= Dahud Sangodoyin =

Nigerian politician and academic

Dahud Sangodoyin is a Nigerian statistician, academic and politician, and currently serves as Commissioner for Energy and Mineral Resources, Oyo State.

== Education ==
Sangodoyin obtained his bachelor's degree( BSc), master's degree (MSc) and doctoral degree (PhD) in Statistics from the University of Ibadan and he was the first lecturer to be promoted to the rank of full professor of statistics at the University of Botswana.

== Career ==
Sangodoyin was once a lecturer at the University of Ibadan before he relocated to Botswana where he was also teaching.

Sangodoyin was actively involved in the gubernatorial campaign of the Oyo state governor, Seyi Makinde coordinating the Omi Titun Initiative in Diaspora for Makinde.

In 2019, he was appointed as commissioner of Education in the Ministry of Education, Science and Technology.
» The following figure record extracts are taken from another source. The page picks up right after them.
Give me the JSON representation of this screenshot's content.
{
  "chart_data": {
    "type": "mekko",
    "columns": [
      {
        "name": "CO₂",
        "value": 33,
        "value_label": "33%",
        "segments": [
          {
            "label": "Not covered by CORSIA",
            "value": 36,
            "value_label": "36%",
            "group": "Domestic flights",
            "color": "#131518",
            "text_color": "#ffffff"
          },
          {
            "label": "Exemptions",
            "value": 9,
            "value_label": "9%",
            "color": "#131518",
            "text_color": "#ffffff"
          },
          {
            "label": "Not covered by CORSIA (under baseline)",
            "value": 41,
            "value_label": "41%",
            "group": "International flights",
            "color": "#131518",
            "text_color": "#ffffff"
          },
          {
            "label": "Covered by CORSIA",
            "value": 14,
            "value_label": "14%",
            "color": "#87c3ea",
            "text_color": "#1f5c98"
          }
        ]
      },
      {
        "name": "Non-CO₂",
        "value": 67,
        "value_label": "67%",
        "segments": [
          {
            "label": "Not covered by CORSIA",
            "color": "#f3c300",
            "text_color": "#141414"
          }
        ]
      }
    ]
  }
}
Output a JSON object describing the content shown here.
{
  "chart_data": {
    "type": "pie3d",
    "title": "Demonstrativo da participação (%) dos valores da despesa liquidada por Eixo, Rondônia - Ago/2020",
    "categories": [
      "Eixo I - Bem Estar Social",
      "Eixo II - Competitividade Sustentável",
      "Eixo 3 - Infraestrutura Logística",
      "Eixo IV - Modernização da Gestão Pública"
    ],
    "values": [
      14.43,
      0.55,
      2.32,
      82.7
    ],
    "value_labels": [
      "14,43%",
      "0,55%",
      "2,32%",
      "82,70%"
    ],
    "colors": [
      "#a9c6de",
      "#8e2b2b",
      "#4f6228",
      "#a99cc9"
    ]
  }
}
In January 2020, he was redeployed to the Ministry of Establishment where he served as Commissioner for Establishment and Training. By December 2023, he was again moved to the Ministry of Public Works, Infrastructure and Transport.

In 2023, during the second-term administration of the Oyo state governor, Seyi Makinde he served as the Commissioner for Energy and Mineral Resources, Oyo State.